I don’t know that it had any affect at all, but it did seem like she’d stopped meowing for a little while. Which was pretty good, until they must have really kicked in and man, she was seeing some crazy shit. She started scooting around under the bed and dragging her collar across the uncarpeted floor. I had no idea what she could be doing, although I assumed she was plotting some sort of dastardly, likely sticky or noxious revenge.
By 4am we had turned into sleepless, bloodshot zombies that would gladly have strangled her to just make the sounds stop, and finally I looked under the bed to make a stab at her brains when I saw…nothing. No kitty. Except there definitely was a kitty under the bed, and I started wondering why the vet would give us a drug that gave my cat the power of invisibility but NOT the power of silence.

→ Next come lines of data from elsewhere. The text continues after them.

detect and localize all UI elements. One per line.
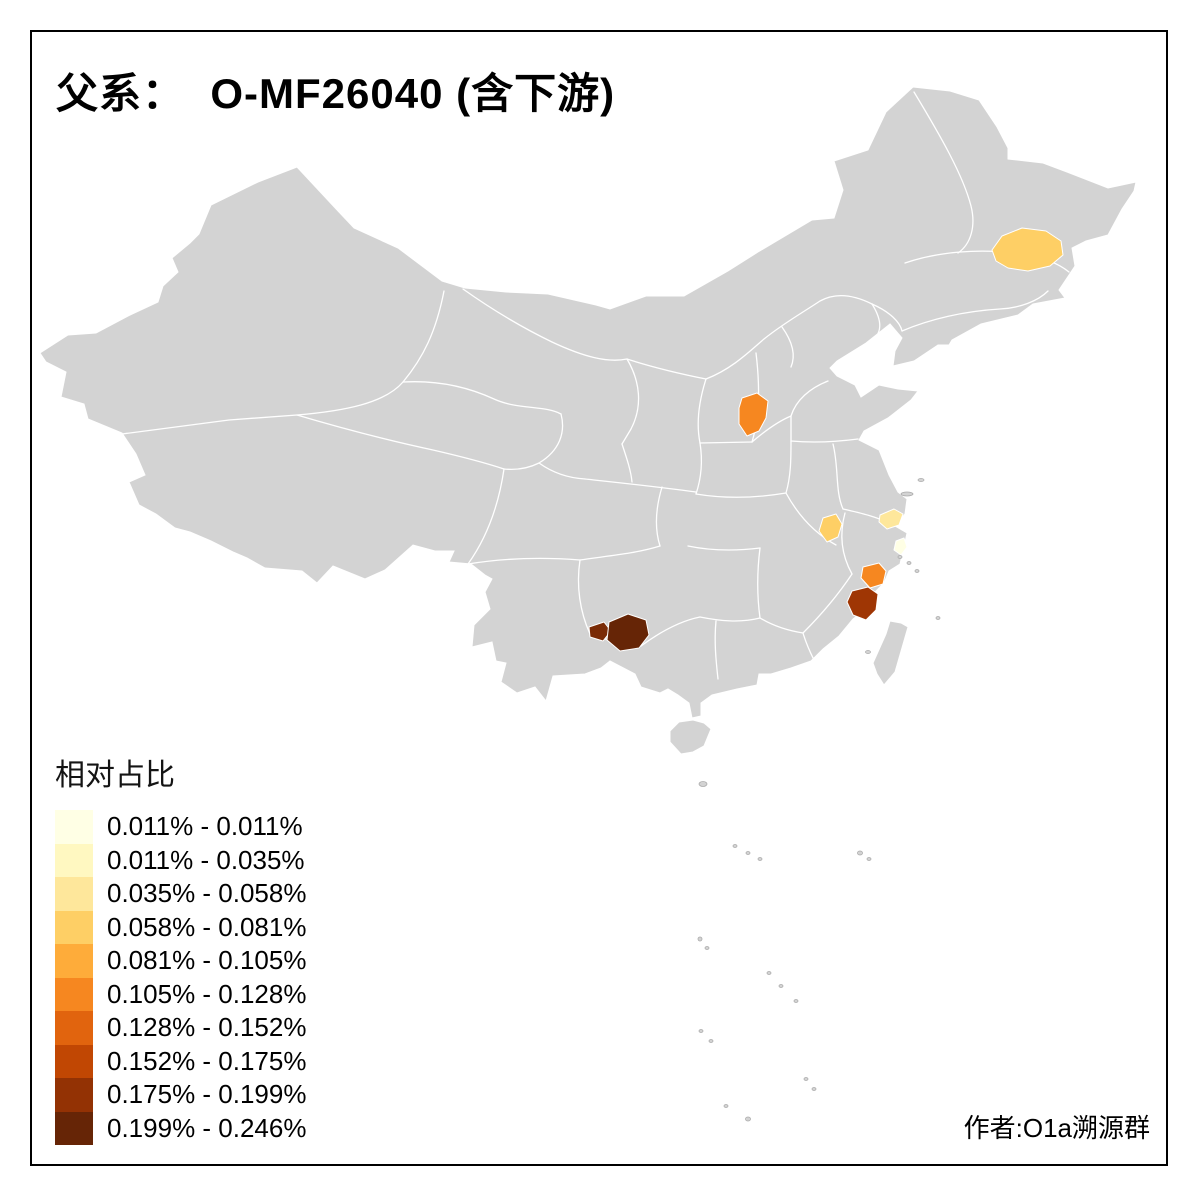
china-mainland — [39, 86, 1137, 719]
figure-border — [30, 30, 1168, 1166]
legend-label: 0.105% - 0.128% — [107, 978, 307, 1009]
legend-label: 0.011% - 0.035% — [107, 844, 305, 875]
legend-swatch — [55, 977, 93, 1011]
legend-row: 0.199% - 0.246% — [55, 1111, 307, 1145]
legend-swatch — [55, 1011, 93, 1045]
legend-label: 0.152% - 0.175% — [107, 1045, 307, 1076]
legend-title: 相对占比 — [55, 759, 175, 792]
legend-swatch — [55, 810, 93, 844]
region-heilongjiang — [991, 227, 1064, 272]
figure-title: 父系： O-MF26040 (含下游) — [56, 70, 616, 117]
legend-label: 0.081% - 0.105% — [107, 945, 307, 976]
region-anhui — [818, 513, 843, 543]
author-credit: 作者:O1a溯源群 — [963, 1113, 1150, 1143]
legend-row: 0.175% - 0.199% — [55, 1078, 306, 1112]
legend-row: 0.011% - 0.035% — [55, 843, 306, 877]
legend-row: 0.058% - 0.081% — [55, 910, 307, 944]
taiwan-island — [872, 620, 909, 686]
province-borders — [121, 91, 1070, 680]
region-yunnan-east — [606, 613, 650, 652]
legend-swatch — [55, 1044, 93, 1078]
legend-swatch — [55, 877, 93, 911]
highlighted-regions — [588, 227, 1064, 652]
small-islands — [697, 478, 941, 1122]
legend-row: 0.152% - 0.175% — [55, 1044, 307, 1078]
legend-label: 0.175% - 0.199% — [107, 1079, 307, 1110]
legend-row: 0.011% - 0.011% — [55, 810, 306, 844]
legend-swatch — [55, 1111, 93, 1145]
legend-row: 0.035% - 0.058% — [55, 877, 306, 911]
legend-swatch — [55, 910, 93, 944]
region-jiangsu — [878, 508, 904, 530]
legend-label: 0.011% - 0.011% — [107, 811, 303, 842]
legend-label: 0.199% - 0.246% — [107, 1112, 307, 1143]
legend-label: 0.035% - 0.058% — [107, 878, 307, 909]
legend-label: 0.128% - 0.152% — [107, 1012, 307, 1043]
legend-swatch — [55, 944, 93, 978]
legend-swatch — [55, 1078, 93, 1112]
legend-rows: 0.011% - 0.011% 0.011% - 0.035% 0.035% -… — [55, 810, 306, 1145]
land-shapes — [39, 86, 1137, 755]
region-zhejiang-central — [846, 586, 879, 621]
legend-swatch — [55, 843, 93, 877]
region-shanxi — [738, 392, 769, 437]
region-shanghai-area — [893, 537, 908, 556]
legend-row: 0.081% - 0.105% — [55, 944, 306, 978]
hainan-island — [669, 719, 712, 755]
region-zhejiang-north — [860, 562, 887, 589]
legend-row: 0.128% - 0.152% — [55, 1011, 306, 1045]
legend: 相对占比 0.011% - 0.011% 0.011% - 0.035% 0.0… — [55, 750, 306, 1145]
legend-label: 0.058% - 0.081% — [107, 911, 307, 942]
legend-row: 0.105% - 0.128% — [55, 977, 307, 1011]
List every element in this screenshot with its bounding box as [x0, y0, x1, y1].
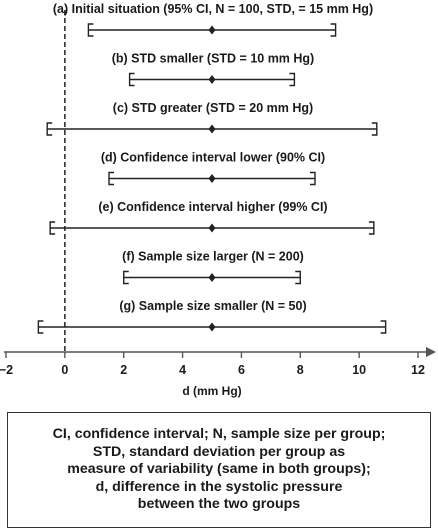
ci-upper-bracket [310, 171, 316, 186]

With all the lights on, we looked under the bed again and noticed that an area of the box spring was sagging and looking a little sheepish. Then we spied the gaping hole torn in the fabric covering the box spring and all the previous sounds started to make sense to even our bloodthirsty, sleep-deprived brains.
We were eventually able to get her out of there (by gently beating the shifting lump with shoes to herd it back towards the hole), put her in her carrier, in the bathroom, muffled by layers of towels, and shut the door. We got a few hours of sleep and she was fine when we got her back in the car that morning. And fine every other night afterwards.
I’m not sure what the lesson is here, but maybe it’s to be prepared that the solution is sometimes worse than the problem. And friends don’t let their cats do drugs.